New federal relief bill could bring extension of services to food insecure
Los Angeles County hosted its 100th free drive-up food distribution event since the COVID-19 pandemic started at Good Samaritan Hospital in the Westlake area on Thursday.
The giveaway, organized in partnership with the Los Angeles Regional Food Bank, will also mark the 10 millionth pound of food provided to residents via drive-through events since last March under the #LetsFeedLACounty banner.
An estimated one in four county residents has suffered at least one instance of food insecurity since the pandemic started, according to a recent USC study. The COVID-19 pandemic has overwhelmingly affected women, people with low incomes and the unemployed. Higher income groups that do not typically struggle to afford food have also been affected. According to the USC study, the following groups are the most impacted:
- Low-income, which includes un- and under-employed (82%).
- Between 18 to 40 years old (59%).
- Female (57%).
- Children in the household (50%).
- Single parent household (36%).
- Unemployed (36%).
- COVID-infected (12%).
The study also found that 40% of all Latino households, 39% of Black/African American households, 28% of Asian households and 21% of White (non-Hispanic) households in L.A. County experienced at least one instance of food insecurity during the given dates.
“A combination of federal relief, community partnerships and a commitment to serving our most vulnerable has led to this milestone that serves as a reminder of how many families are still suffering from sustained food insecurity,” Los Angeles County Board of Supervisors Chair Hilda Solis said in a statement. “With the passage of the latest federal relief bill, I am committed alongside our partners at the Los Angeles Regional Food Bank to serving our communities with the resources they need because no one should go to bed hungry.”

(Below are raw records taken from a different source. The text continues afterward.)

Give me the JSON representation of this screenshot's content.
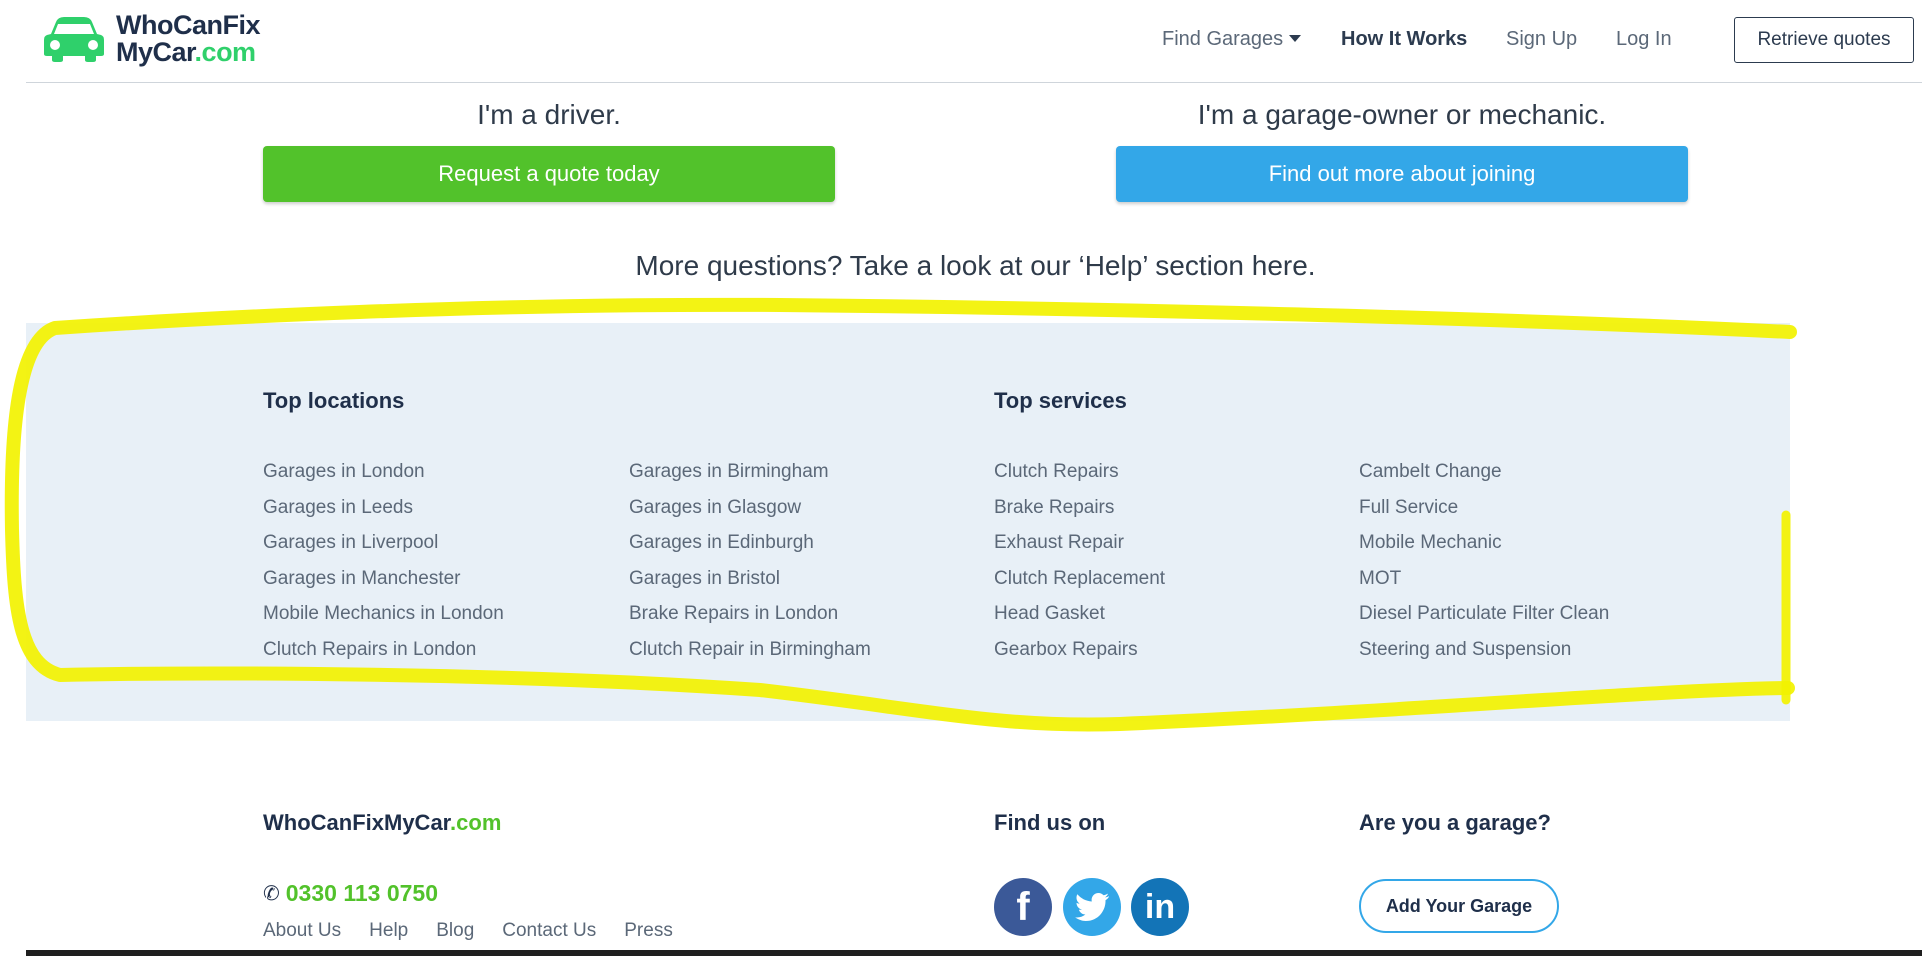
{
  "header": {
    "logo_line1": "WhoCanFix",
    "logo_line2": "MyCar",
    "logo_dotcom": ".com",
    "nav": {
      "find_garages": "Find Garages",
      "how_it_works": "How It Works",
      "sign_up": "Sign Up",
      "log_in": "Log In",
      "retrieve_quotes": "Retrieve quotes"
    }
  },
  "cta": {
    "driver_heading": "I'm a driver.",
    "driver_button": "Request a quote today",
    "garage_heading": "I'm a garage-owner or mechanic.",
    "garage_button": "Find out more about joining",
    "help_text": "More questions? Take a look at our ‘Help’ section here."
  },
  "links_band": {
    "locations_title": "Top locations",
    "services_title": "Top services",
    "locations_col1": [
      "Garages in London",
      "Garages in Leeds",
      "Garages in Liverpool",
      "Garages in Manchester",
      "Mobile Mechanics in London",
      "Clutch Repairs in London"
    ],
    "locations_col2": [
      "Garages in Birmingham",
      "Garages in Glasgow",
      "Garages in Edinburgh",
      "Garages in Bristol",
      "Brake Repairs in London",
      "Clutch Repair in Birmingham"
    ],
    "services_col1": [
      "Clutch Repairs",
      "Brake Repairs",
      "Exhaust Repair",
      "Clutch Replacement",
      "Head Gasket",
      "Gearbox Repairs"
    ],
    "services_col2": [
      "Cambelt Change",
      "Full Service",
      "Mobile Mechanic",
      "MOT",
      "Diesel Particulate Filter Clean",
      "Steering and Suspension"
    ],
    "highlight_color": "#f2f200"
  },
  "footer": {
    "brand": "WhoCanFixMyCar",
    "brand_dotcom": ".com",
    "phone": "0330 113 0750",
    "links": [
      "About Us",
      "Help",
      "Blog",
      "Contact Us",
      "Press"
    ],
    "find_us_title": "Find us on",
    "social": [
      "facebook-icon",
      "twitter-icon",
      "linkedin-icon"
    ],
    "garage_title": "Are you a garage?",
    "add_garage_button": "Add Your Garage"
  },
  "colors": {
    "green": "#52c22b",
    "blue": "#33a7e8",
    "navy": "#1f2f4a",
    "band_bg": "#e8f0f7"
  }
}
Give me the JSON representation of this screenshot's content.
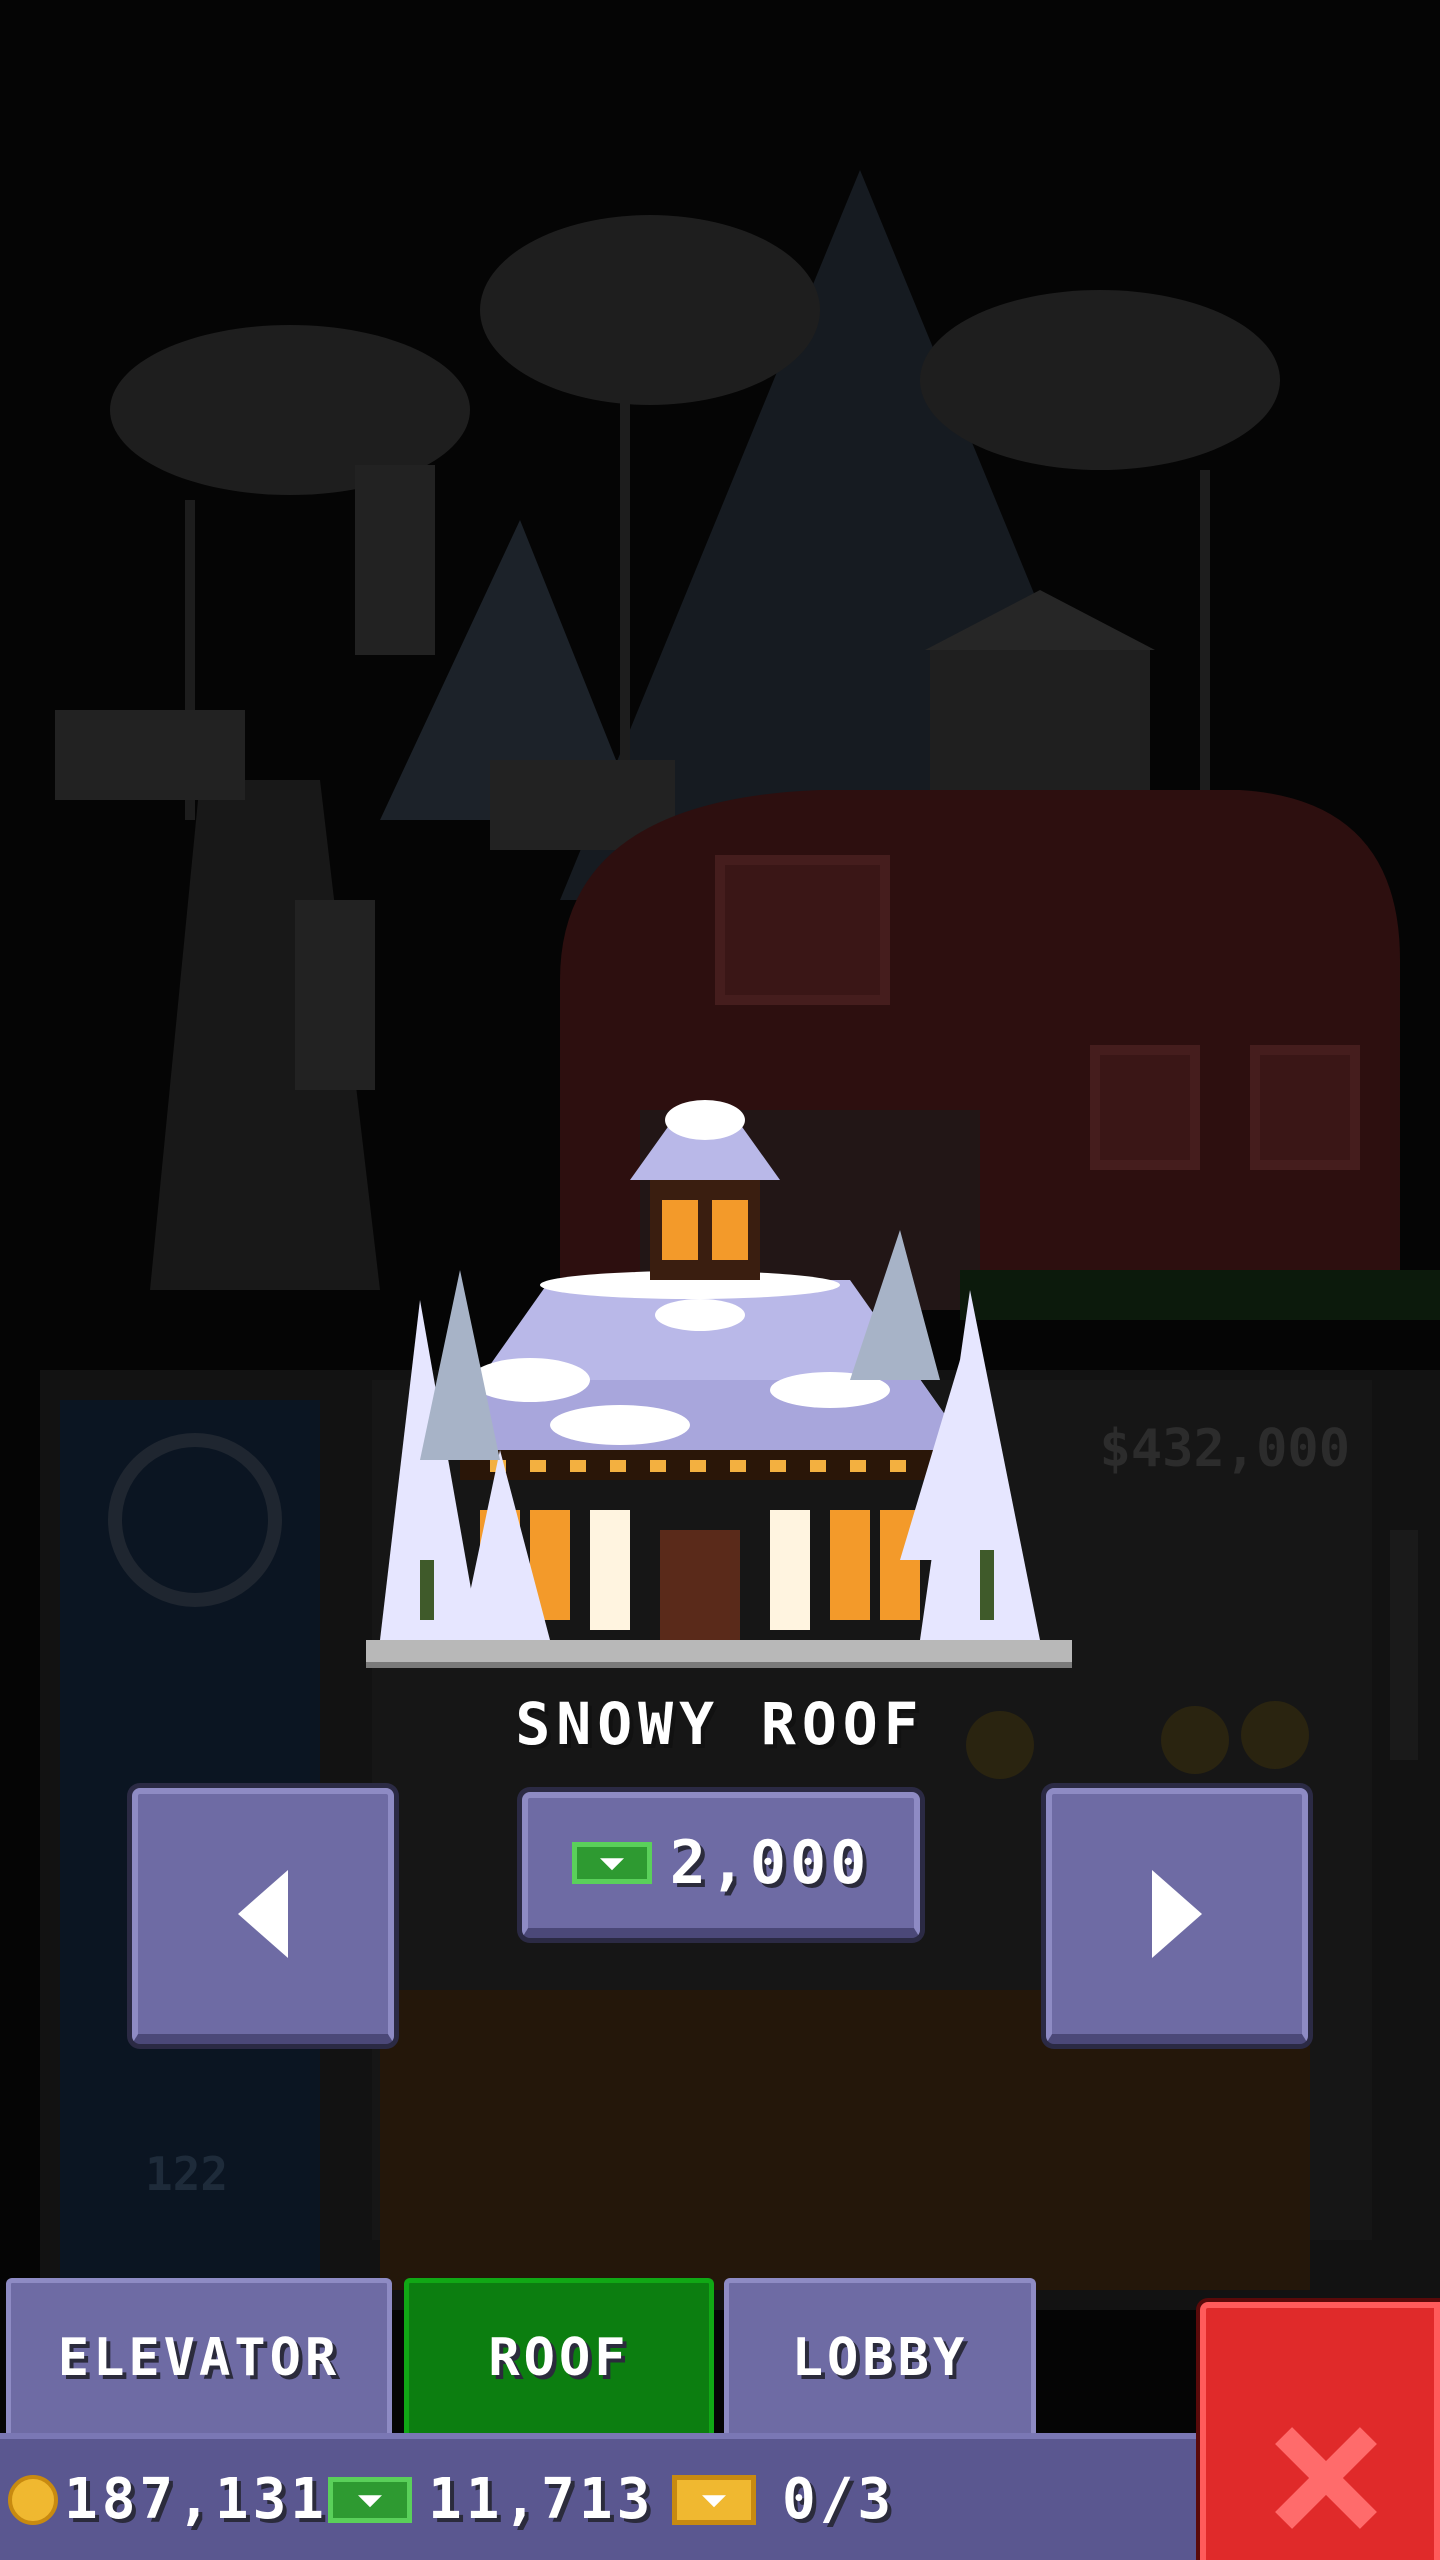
{
  "item": {
    "name": "SNOWY ROOF",
    "price": "2,000",
    "price_currency_icon": "bux-icon"
  },
  "navigation": {
    "prev_icon": "arrow-left-icon",
    "next_icon": "arrow-right-icon"
  },
  "tabs": [
    {
      "label": "ELEVATOR",
      "active": false
    },
    {
      "label": "ROOF",
      "active": true
    },
    {
      "label": "LOBBY",
      "active": false
    }
  ],
  "status": {
    "coins": "187,131",
    "bux": "11,713",
    "tickets": "0/3"
  },
  "background_labels": {
    "floor_price": "$432,000",
    "floor_number": "122"
  },
  "colors": {
    "button": "#6e6ba4",
    "active_tab": "#0c7e10",
    "close": "#e02a2a"
  }
}
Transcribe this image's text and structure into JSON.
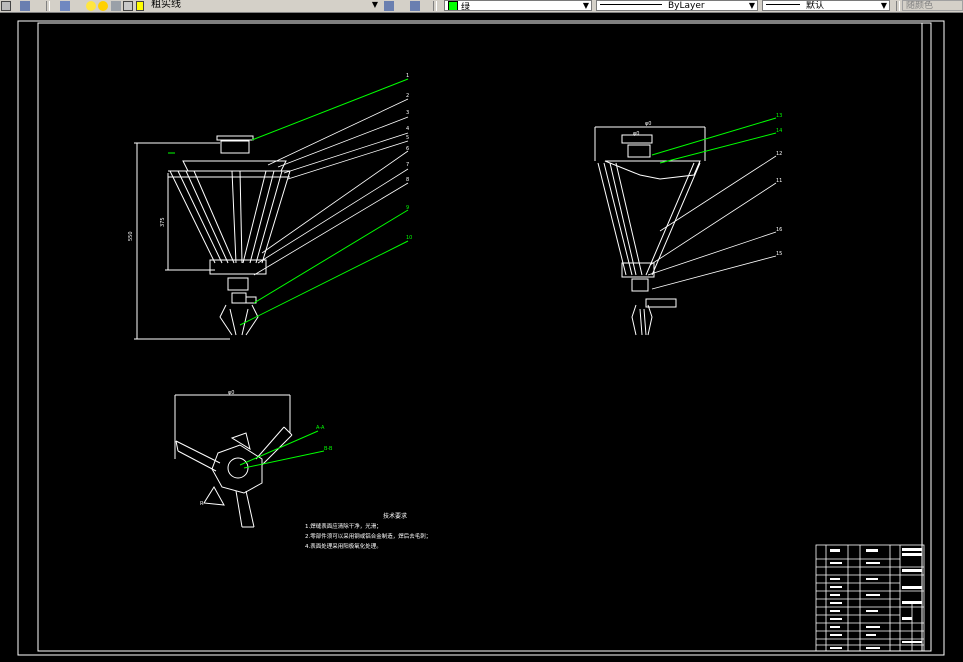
{
  "toolbar": {
    "layer_name": "粗实线",
    "color_value": "绿",
    "linetype_value": "ByLayer",
    "lineweight_value": "默认",
    "plotstyle_value": "随颜色"
  },
  "tech_requirements": {
    "title": "技术要求",
    "lines": [
      "1.焊缝表面应清除干净，光滑；",
      "2.零部件须可以采用钢或铝合金制造，焊后去毛刺；",
      "4.表面处理采用阳极氧化处理。"
    ]
  },
  "colors": {
    "background": "#000000",
    "geometry": "#ffffff",
    "leader": "#00ff00"
  }
}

While contents of emergency food kits vary from week to week, a typical box contains enough items to sustain a family of four for a week. The kit usually contains an assortment of fresh produce, protein, grains and beans.
The boxes also contain enrollment information about other food relief services available through the county: CalFresh monthly grocery benefits; Woman, Infant and Children nutritional support (WIC); and Older Adult Meal Programs through the Workforce Development, Aging and Community Services unit (WDACS).
“These drive-through events have been a lifeline for people in need,” said Food Branch Director for Los Angeles County’s Emergency Operations Center Gary Gero. “But eligible residents should enroll in WIC and CalFresh programs, as they provide ongoing support throughout the year.”
Residents who are grappling with food insecurity can also call the County’s 2-1-1 help line to find resources near them. Counselors provide information in several languages.